Прибыв на место, мы действительно убедились, что перед нами была поставлена действительно трудная задача. Чёрные глыбы развороченной земли, свидетельствовали о том, что здесь недавно прошли ожесточённые бои. Эти печальные следы войны испещрили румынскую землю. Глядя на изуродованную местность, трудно было найти то место, где стоял тригопункт. В трёх местах возвышались дзоты, и мы никак не могли распознать, под которым из них погребён этот знак, а может и не под ними, но где никто не мог распознать. Правда на одном из дзотов торчал какой-то камушек, и по всей вероятности, от него работали топографы. Пожалуй, они сами и забыли его. В этом и была их ошибка.

Да и гадать было некогда, солнце уже давно перевалило за полдень и с каждым часом быстрее катилось к закату. А вокруг, куда ни взглянешь, нигде не видать каких-либо вспомогательных знаков и ориентиров. На западе за рекой Жижиа были видны какие-то останки села. Там стояла церковь, от которой тоже почти ничего не осталось. Немного левее села чернел наполовину вырубленный и сожженный лес. Признаться, мы тогда здорово приуныли. Один Жильцов, казалось, не унывал, он весело напевал какой-то романс Глазунова и вымерял шагами высоту вдоль и поперёк, и что-то подсчитывал в уме. Затем он остановился возле нас и сказал

– Хлопцы, ничего не выйдет у нас, если мы начнём работу здесь, в трёх из пяти случаев мы получим невязку до ста метров, а то и больше.

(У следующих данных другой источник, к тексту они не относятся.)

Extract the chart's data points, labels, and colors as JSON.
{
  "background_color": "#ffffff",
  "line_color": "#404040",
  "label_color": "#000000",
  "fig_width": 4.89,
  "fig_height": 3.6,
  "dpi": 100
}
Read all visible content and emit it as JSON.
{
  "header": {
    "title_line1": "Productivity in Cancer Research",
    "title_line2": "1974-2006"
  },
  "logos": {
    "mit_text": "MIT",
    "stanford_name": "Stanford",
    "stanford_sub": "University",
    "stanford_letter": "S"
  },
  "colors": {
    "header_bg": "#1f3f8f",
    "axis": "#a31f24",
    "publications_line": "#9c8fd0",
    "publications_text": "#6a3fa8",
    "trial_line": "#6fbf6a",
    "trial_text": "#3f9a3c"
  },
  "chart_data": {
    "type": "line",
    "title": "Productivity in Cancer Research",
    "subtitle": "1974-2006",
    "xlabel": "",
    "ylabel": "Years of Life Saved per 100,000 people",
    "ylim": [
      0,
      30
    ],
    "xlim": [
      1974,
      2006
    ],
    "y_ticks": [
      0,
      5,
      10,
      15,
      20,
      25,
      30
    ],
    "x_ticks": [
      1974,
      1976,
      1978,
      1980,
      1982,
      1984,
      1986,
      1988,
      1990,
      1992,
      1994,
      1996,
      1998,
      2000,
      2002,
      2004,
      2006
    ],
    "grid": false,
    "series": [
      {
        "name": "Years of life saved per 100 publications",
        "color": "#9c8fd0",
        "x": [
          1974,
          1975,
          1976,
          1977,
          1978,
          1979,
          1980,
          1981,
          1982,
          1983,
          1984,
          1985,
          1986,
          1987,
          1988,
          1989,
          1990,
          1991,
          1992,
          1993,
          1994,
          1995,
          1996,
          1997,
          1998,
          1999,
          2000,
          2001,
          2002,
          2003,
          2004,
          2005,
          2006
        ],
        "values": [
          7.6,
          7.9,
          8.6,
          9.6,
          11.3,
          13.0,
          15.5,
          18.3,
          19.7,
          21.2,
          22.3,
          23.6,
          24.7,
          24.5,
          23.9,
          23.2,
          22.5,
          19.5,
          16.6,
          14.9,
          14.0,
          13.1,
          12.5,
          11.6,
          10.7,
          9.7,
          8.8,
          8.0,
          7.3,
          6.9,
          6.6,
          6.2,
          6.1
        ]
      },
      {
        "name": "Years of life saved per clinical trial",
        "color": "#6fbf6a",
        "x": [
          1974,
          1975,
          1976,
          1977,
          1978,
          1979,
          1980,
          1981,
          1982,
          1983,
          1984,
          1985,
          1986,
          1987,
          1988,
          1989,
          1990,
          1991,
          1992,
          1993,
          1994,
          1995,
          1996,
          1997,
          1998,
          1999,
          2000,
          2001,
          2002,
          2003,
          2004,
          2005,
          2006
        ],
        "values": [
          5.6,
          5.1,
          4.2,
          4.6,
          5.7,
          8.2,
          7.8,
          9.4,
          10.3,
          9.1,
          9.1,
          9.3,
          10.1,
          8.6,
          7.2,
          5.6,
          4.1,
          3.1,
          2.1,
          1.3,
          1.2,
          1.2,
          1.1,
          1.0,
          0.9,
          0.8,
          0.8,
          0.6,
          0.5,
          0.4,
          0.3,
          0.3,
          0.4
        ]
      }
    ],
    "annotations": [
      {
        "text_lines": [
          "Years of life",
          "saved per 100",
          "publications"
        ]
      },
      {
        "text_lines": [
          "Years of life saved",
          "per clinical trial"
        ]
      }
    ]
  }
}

Глазомер у Жильцова был прямо всем на диву. Он, бывало, вытянет перед собой руку и в ней свою авторучку или нож и замерит любой угол и любое расстояние с такой точностью, что нам приходилось только завидовать его глазомеру. Шаг у него был всегда твёрдый, всегда точный, идёт ли он строевым, спешит ли куда или прогуливается, поступь у него всегда одинаковая. И знал он свой шаг с точностью до сантиметра. И мы в этом убедились, замерив для интереса, когда он сам не знал. А приборы он уважал не хуже вас Шевченко. Любили мы его за его мастерство и за его простоту и весёлость, стараясь во всём подражать ему.

- Придётся нам, – говорит он, - возвратиться на огневую позицию и поискать там чего-нибудь.

Через полчаса мы были на огневой, но и там не было  лучше – засечку мы не смогли сделать, ни прямую, ни обратную. Правда, неподалёку от огневой находился небольшой обрыв в виде оврага. А в двухстах метрах от него в лево, поворот грунтовой дороги, а с огневой эти ориентиры не просматривались. После тщательного обследования мы увидели, что размеры на местности не соответствовали размерам на карте. Мы и сами видели, что у нас здесь ничего не получается – ни инструментальный ход, который был нами отработан(как говорил наш лейтенант – «классический») и ни какая земная ни прямая, ни обратная. Но пора возвращаться на огневую позицию. Тогда мы решили провести два хода от конца обрыва и от поворота дороги. Но как только мы их проделали, то увидели на планшете и на карте такую сильную невязку, что нам стало слишком горько.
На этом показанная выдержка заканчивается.